Wednesday, March 26, 2014

Easy Enchilada Sauce

It's Wednesday and we are halfway through the week! Why not celebrate by making something delicious and easy for tonight's dinner. Usually on Wednesdays I have some kind of meat or beans left over. You can take shredded/ground turkey, chicken, refried beans & leftover veggies, whatever you have on hand and roll them into flour or corn tortillas. Put this delicious sauce over the top, sprinkle with cheese and other toppings if you have them (I put green onions and olives on mine), and bake in a 350 degree oven for about 20 minutes. It will be nice and bubbly.

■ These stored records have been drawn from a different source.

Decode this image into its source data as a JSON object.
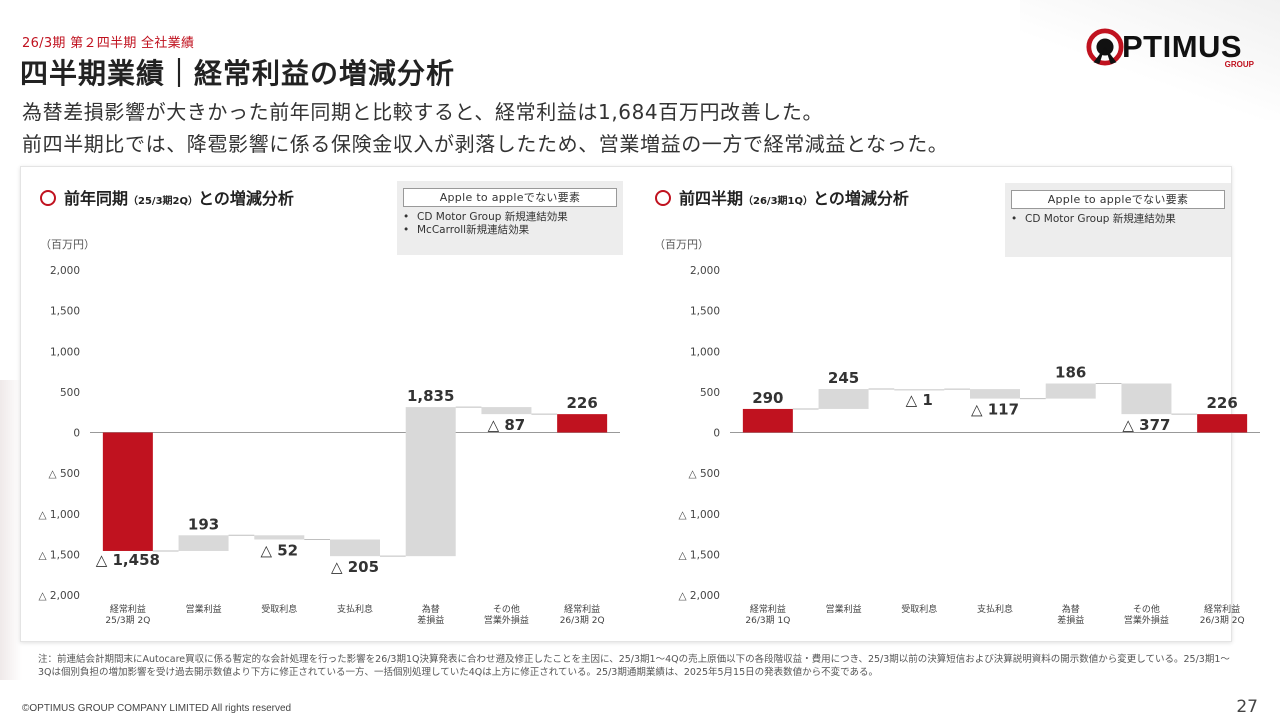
{
  "header": {
    "subtitle": "26/3期 第２四半期 全社業績",
    "title": "四半期業績｜経常利益の増減分析",
    "desc_line1": "為替差損影響が大きかった前年同期と比較すると、経常利益は1,684百万円改善した。",
    "desc_line2": "前四半期比では、降雹影響に係る保険金収入が剥落したため、営業増益の一方で経常減益となった。"
  },
  "logo": {
    "text": "PTIMUS",
    "group": "GROUP"
  },
  "colors": {
    "accent": "#c0121f",
    "neutral_bar": "#d9d9d9",
    "axis": "#555555"
  },
  "left_panel": {
    "title_main": "前年同期",
    "title_small": "（25/3期2Q）",
    "title_suffix": "との増減分析",
    "unit": "（百万円）",
    "note_label": "Apple to appleでない要素",
    "notes": [
      "CD Motor Group 新規連結効果",
      "McCarroll新規連結効果"
    ]
  },
  "right_panel": {
    "title_main": "前四半期",
    "title_small": "（26/3期1Q）",
    "title_suffix": "との増減分析",
    "unit": "（百万円）",
    "note_label": "Apple to appleでない要素",
    "notes": [
      "CD Motor Group 新規連結効果"
    ]
  },
  "chart_data": [
    {
      "type": "bar",
      "subtype": "waterfall",
      "title": "前年同期（25/3期2Q）との増減分析",
      "ylabel": "（百万円）",
      "ylim": [
        -2000,
        2000
      ],
      "yticks": [
        2000,
        1500,
        1000,
        500,
        0,
        -500,
        -1000,
        -1500,
        -2000
      ],
      "ytick_labels": [
        "2,000",
        "1,500",
        "1,000",
        "500",
        "0",
        "△ 500",
        "△ 1,000",
        "△ 1,500",
        "△ 2,000"
      ],
      "categories": [
        [
          "経常利益",
          "25/3期 2Q"
        ],
        [
          "営業利益"
        ],
        [
          "受取利息"
        ],
        [
          "支払利息"
        ],
        [
          "為替",
          "差損益"
        ],
        [
          "その他",
          "営業外損益"
        ],
        [
          "経常利益",
          "26/3期 2Q"
        ]
      ],
      "values": [
        -1458,
        193,
        -52,
        -205,
        1835,
        -87,
        226
      ],
      "kinds": [
        "total",
        "delta",
        "delta",
        "delta",
        "delta",
        "delta",
        "total"
      ],
      "labels": [
        "△ 1,458",
        "193",
        "△ 52",
        "△ 205",
        "1,835",
        "△ 87",
        "226"
      ]
    },
    {
      "type": "bar",
      "subtype": "waterfall",
      "title": "前四半期（26/3期1Q）との増減分析",
      "ylabel": "（百万円）",
      "ylim": [
        -2000,
        2000
      ],
      "yticks": [
        2000,
        1500,
        1000,
        500,
        0,
        -500,
        -1000,
        -1500,
        -2000
      ],
      "ytick_labels": [
        "2,000",
        "1,500",
        "1,000",
        "500",
        "0",
        "△ 500",
        "△ 1,000",
        "△ 1,500",
        "△ 2,000"
      ],
      "categories": [
        [
          "経常利益",
          "26/3期 1Q"
        ],
        [
          "営業利益"
        ],
        [
          "受取利息"
        ],
        [
          "支払利息"
        ],
        [
          "為替",
          "差損益"
        ],
        [
          "その他",
          "営業外損益"
        ],
        [
          "経常利益",
          "26/3期 2Q"
        ]
      ],
      "values": [
        290,
        245,
        -1,
        -117,
        186,
        -377,
        226
      ],
      "kinds": [
        "total",
        "delta",
        "delta",
        "delta",
        "delta",
        "delta",
        "total"
      ],
      "labels": [
        "290",
        "245",
        "△ 1",
        "△ 117",
        "186",
        "△ 377",
        "226"
      ]
    }
  ],
  "footnote": "注：前連結会計期間末にAutocare買収に係る暫定的な会計処理を行った影響を26/3期1Q決算発表に合わせ遡及修正したことを主因に、25/3期1～4Qの売上原価以下の各段階収益・費用につき、25/3期以前の決算短信および決算説明資料の開示数値から変更している。25/3期1～3Qは個別負担の増加影響を受け過去開示数値より下方に修正されている一方、一括個別処理していた4Qは上方に修正されている。25/3期通期業績は、2025年5月15日の発表数値から不変である。",
  "copyright": "©OPTIMUS GROUP COMPANY LIMITED All rights reserved",
  "page_number": "27"
}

My enchiladas, regardless of what I fill them with, never make it to the next day.

What you need:
1/4C Vegetable Oil
2T flour
1/4C chili powder
1 8oz. can tomato sauce
1 1/2C water
1/4t ground cumin
1/4t garlic powder
dash of salt (I use garlic salt)

What you do:
Heat oil in a medium saucepan over medium-high heat. Stir in flour & chili powder, reducing heat to medium. Cook until lightly browned, stirring constantly. Remove pan from heat and stir in tomato sauce, water and seasonings. Return to medium heat stirring constantly until it thickens. This will take about 5 minutes or so. Remove from heat & let rest for five minutes.